None of the tools of Impact Calculus (magnitude, timeframe, probability) are independent. All three interact within each impact. A good rule is to combine two comparisons together in your IC. To compare all three you is often too complicated and will hinder your word economy. Be strategic about which two best fit the impacts you want to compare. When working on your case, it is a good idea to sketch out the Probability, Timeframe, and Magnitude of the impacts you will be arguing. With these prepared, it will be easier to do IC in round; you will only have to analyze your opponent’s arguments. This will also make strategizing about which comparisons to make simpler when you know the strong points of your own impacts. Here are examples of comparisons interacting.
Probability + Timeframe
While the probability of a dangerously large asteroid hitting the earth is high, we know that it could be predicted and will not occur for hundreds of years. Therefore, while funding for an asteroid defense is a good idea, we should prioritize fighting the growing hole in the ozone layer.
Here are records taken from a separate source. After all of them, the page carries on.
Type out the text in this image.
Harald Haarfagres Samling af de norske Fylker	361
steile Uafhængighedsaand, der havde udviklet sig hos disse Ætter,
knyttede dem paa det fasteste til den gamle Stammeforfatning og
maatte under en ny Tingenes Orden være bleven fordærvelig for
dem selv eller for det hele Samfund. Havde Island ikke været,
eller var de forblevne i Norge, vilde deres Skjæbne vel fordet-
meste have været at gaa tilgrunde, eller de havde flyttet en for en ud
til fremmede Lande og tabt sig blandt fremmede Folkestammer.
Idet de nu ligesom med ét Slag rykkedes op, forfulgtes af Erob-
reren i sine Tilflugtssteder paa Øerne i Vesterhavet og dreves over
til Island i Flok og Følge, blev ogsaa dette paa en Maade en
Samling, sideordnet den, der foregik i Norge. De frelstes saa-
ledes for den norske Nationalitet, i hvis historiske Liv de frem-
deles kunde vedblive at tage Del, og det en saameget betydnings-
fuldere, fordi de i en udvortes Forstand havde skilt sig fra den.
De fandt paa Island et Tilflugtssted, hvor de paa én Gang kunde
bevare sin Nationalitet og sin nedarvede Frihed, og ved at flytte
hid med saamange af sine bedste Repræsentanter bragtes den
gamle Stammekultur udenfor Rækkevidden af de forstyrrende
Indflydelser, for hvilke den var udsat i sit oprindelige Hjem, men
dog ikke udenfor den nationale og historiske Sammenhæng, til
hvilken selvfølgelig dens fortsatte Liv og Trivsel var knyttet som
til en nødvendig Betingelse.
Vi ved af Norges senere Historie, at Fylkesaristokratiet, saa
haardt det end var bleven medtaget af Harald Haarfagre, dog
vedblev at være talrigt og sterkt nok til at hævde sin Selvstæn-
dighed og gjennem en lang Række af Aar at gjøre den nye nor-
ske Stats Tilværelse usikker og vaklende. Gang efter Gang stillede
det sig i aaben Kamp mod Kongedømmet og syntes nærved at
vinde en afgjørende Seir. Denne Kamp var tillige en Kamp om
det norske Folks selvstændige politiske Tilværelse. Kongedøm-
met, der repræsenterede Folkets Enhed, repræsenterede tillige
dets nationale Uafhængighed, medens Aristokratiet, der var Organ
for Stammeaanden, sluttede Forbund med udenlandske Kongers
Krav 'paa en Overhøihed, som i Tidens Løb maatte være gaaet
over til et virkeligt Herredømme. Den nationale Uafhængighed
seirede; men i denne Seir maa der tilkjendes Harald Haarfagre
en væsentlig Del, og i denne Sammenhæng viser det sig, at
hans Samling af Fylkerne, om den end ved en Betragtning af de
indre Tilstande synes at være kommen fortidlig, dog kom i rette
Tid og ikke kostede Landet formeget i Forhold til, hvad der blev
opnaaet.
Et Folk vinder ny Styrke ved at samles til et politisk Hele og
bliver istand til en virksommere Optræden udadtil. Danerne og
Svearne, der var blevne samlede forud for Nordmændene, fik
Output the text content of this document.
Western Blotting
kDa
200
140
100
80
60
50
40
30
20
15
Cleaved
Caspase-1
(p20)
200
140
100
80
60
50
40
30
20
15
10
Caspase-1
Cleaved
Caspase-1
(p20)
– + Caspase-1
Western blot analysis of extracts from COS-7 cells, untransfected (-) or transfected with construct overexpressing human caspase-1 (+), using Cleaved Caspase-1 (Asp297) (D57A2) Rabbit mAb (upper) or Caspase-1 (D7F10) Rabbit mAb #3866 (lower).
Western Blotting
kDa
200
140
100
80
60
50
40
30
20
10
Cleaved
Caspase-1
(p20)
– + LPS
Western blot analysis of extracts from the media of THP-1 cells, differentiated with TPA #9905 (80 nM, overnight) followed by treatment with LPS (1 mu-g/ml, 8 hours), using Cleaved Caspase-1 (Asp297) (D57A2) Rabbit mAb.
Although the probability of significant growth in the ozone hole is lower, we know it will occur in the next few years.
Probability + Magnitude
While the probability of the seepage of radioactive waste is small, the effects of seepage will devastate the environment, the health and economy of our society, and cause irreversible damage. Nuclear energy may guarantee more energy for our country, but there are other energy options that pose no threat to our environment, health, and the economy. These other options pose no irreversible harms. We must limit our nuclear energy because of the devastation the waste can cause.
Timeframe + Magnitude
If we ban handguns today, the decrease in gun sales may be immediate, but the removal of handguns from the population will take an extended period of time. The immediate impact of guns remaining in the hands of criminals is much more devastating when people cannot buy guns for self-defense. Though a ban may be effective in the future, the short-term harms are too great to justify the long-term chance of solving the gun problem.